Personal information
- Full name: Lorenzo Albaladejo Martínez
- Nationality: Spanish
- Born: 4 May 1990 (age 36) Murcia, Spain
- Website: LorenzoAlbaladejo.com

Sport
- Country: Spain
- Sport: Track and field (T38)

Medal record
IPC European Championships
| Silver medal – second place | 2012 Stadskanaal | 100m – T38 |
| Silver medal – second place | 2012 Stadskanaal | 200m – T38 |
| Silver medal – second place | 2014 Swansea | 100m – T38 |
| Silver medal – second place | 2014 Swansea | 200m – T38 |
| Bronze medal – third place | 2016 Grosseto | 200m – T38 |
| Bronze medal – third place | 2016 Grosseto | 400m – T38 |

= Lorenzo Albaladejo =

Spanish Paralympic athlete

Lorenzo Albaladejo Martínez (born 4 May 1990 in Murcia, Spain) is a Paralympic athlete from Spain, competing mainly in category T38 sprint events.

== Personal ==
Albaladejo was born 4 May 1990 in Murcia, Spain. He has cerebral palsy, a condition he has had since birth. In 2012, he resided in San Javier. In 2012, he was one of several athletes honored at the Murcia Sports Merit Awards organized by the Spanish Sports Press Association in Murcia. In December 2013, he attended an event marking Spanish insurance company Santa Lucía Seguros becoming a sponsor of the Spanish Paralympic Committee, and consequently Plan ADOP which funds high performance Spanish disability sport competitors. He chose to attend the event because he wanted to show support for this type of sponsorship. In December 2013, he participated in an event related to Spain's constitution day at the Centro Deportivo Municipal Moratalaz in Madrid.

== Athletics ==
Albaladejo is a Paralympic athlete from Spain competing mainly in category T38 in sprint events.

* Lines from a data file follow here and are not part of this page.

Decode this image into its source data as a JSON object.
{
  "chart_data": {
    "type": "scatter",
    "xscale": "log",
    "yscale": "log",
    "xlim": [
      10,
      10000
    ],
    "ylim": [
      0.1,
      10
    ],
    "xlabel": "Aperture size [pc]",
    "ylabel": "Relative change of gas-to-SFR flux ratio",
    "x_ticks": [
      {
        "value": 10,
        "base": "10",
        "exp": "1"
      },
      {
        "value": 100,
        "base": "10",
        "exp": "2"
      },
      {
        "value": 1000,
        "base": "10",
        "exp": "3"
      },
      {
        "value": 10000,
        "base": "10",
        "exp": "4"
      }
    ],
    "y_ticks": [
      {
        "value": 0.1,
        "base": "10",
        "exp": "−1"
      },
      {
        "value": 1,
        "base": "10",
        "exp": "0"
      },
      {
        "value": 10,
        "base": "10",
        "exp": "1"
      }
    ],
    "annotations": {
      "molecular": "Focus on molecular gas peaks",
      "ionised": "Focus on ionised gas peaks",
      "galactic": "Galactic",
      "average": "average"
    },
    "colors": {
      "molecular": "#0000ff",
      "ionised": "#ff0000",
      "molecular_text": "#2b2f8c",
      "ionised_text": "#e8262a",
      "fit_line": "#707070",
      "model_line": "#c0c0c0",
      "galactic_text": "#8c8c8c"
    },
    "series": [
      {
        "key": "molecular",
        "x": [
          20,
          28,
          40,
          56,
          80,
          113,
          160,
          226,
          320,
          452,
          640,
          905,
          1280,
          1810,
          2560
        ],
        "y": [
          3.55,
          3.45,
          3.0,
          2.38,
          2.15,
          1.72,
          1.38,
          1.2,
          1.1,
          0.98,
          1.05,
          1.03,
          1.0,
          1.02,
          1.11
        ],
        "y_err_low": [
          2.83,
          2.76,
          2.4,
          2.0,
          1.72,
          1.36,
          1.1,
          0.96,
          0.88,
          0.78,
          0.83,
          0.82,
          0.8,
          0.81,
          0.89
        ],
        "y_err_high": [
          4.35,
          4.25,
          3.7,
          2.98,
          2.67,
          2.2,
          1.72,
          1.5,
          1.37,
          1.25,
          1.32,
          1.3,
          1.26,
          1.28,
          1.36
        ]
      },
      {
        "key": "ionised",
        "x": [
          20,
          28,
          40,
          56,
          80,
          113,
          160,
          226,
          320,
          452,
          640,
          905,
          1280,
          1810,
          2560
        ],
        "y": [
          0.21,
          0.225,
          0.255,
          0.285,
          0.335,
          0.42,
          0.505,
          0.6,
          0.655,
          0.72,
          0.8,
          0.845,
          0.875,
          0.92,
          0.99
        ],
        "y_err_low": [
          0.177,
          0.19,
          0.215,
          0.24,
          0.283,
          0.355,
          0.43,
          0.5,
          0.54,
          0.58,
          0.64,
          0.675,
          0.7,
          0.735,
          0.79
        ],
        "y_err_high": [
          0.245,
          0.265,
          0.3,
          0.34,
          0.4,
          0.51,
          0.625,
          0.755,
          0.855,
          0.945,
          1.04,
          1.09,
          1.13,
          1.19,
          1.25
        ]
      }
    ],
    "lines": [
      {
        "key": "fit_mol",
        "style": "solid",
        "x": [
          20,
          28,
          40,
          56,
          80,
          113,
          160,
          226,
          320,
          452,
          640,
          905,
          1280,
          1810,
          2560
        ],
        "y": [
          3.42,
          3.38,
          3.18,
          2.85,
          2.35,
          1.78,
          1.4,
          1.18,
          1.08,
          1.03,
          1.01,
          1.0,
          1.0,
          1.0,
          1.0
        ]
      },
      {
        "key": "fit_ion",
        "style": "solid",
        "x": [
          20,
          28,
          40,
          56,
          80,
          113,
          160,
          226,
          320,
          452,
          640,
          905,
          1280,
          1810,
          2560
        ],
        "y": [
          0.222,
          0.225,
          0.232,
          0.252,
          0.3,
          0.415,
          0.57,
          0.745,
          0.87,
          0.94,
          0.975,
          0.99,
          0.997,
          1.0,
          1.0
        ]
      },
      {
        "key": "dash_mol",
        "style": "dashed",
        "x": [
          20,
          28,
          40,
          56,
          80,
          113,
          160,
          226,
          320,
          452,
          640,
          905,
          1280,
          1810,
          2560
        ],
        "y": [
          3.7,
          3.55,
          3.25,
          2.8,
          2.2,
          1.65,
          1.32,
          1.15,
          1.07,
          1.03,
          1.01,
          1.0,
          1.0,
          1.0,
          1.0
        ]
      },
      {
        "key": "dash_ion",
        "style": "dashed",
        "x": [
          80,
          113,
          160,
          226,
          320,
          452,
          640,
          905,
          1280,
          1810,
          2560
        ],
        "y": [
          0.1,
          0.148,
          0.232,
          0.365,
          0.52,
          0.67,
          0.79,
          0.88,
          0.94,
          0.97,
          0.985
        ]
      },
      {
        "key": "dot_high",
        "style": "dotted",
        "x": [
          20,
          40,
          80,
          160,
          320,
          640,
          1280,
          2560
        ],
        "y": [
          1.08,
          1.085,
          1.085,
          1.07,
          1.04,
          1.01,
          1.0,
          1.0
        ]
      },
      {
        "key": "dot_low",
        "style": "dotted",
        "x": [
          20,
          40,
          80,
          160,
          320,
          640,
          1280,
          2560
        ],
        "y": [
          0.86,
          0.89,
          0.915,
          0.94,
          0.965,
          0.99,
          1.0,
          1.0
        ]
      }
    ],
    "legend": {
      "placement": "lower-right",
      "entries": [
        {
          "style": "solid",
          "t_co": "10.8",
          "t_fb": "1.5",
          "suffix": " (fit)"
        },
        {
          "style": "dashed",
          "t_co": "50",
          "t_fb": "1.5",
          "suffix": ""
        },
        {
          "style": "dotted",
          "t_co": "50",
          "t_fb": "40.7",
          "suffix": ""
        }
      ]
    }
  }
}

During the 2011/2012 season, Albaladejo competed for the Murcia based Club Escuela de Atletismo San Javier and trained there and, occasionally, in Murcia. In 2012, he was the Spanish national champion in the 100 and 200 meter events. He competed at the 2012 European Stadskanaal, where he earned a pair of silver medals in the 100 meter and 200 meter T38 events. He competed in the 2012 Summer Paralympics in London, England where he finished 6th in the 100 meter event and 7th in the 200 meter event. He was the top European finisher in the 200 meter event. For the 2012/2013 athletics season, he competed for the Madrid-based Club Atletismo Gredos de San Diego and was coached by Jorge Marín. In July 2013, he participated in the 2013 IPC Athletics World Championships.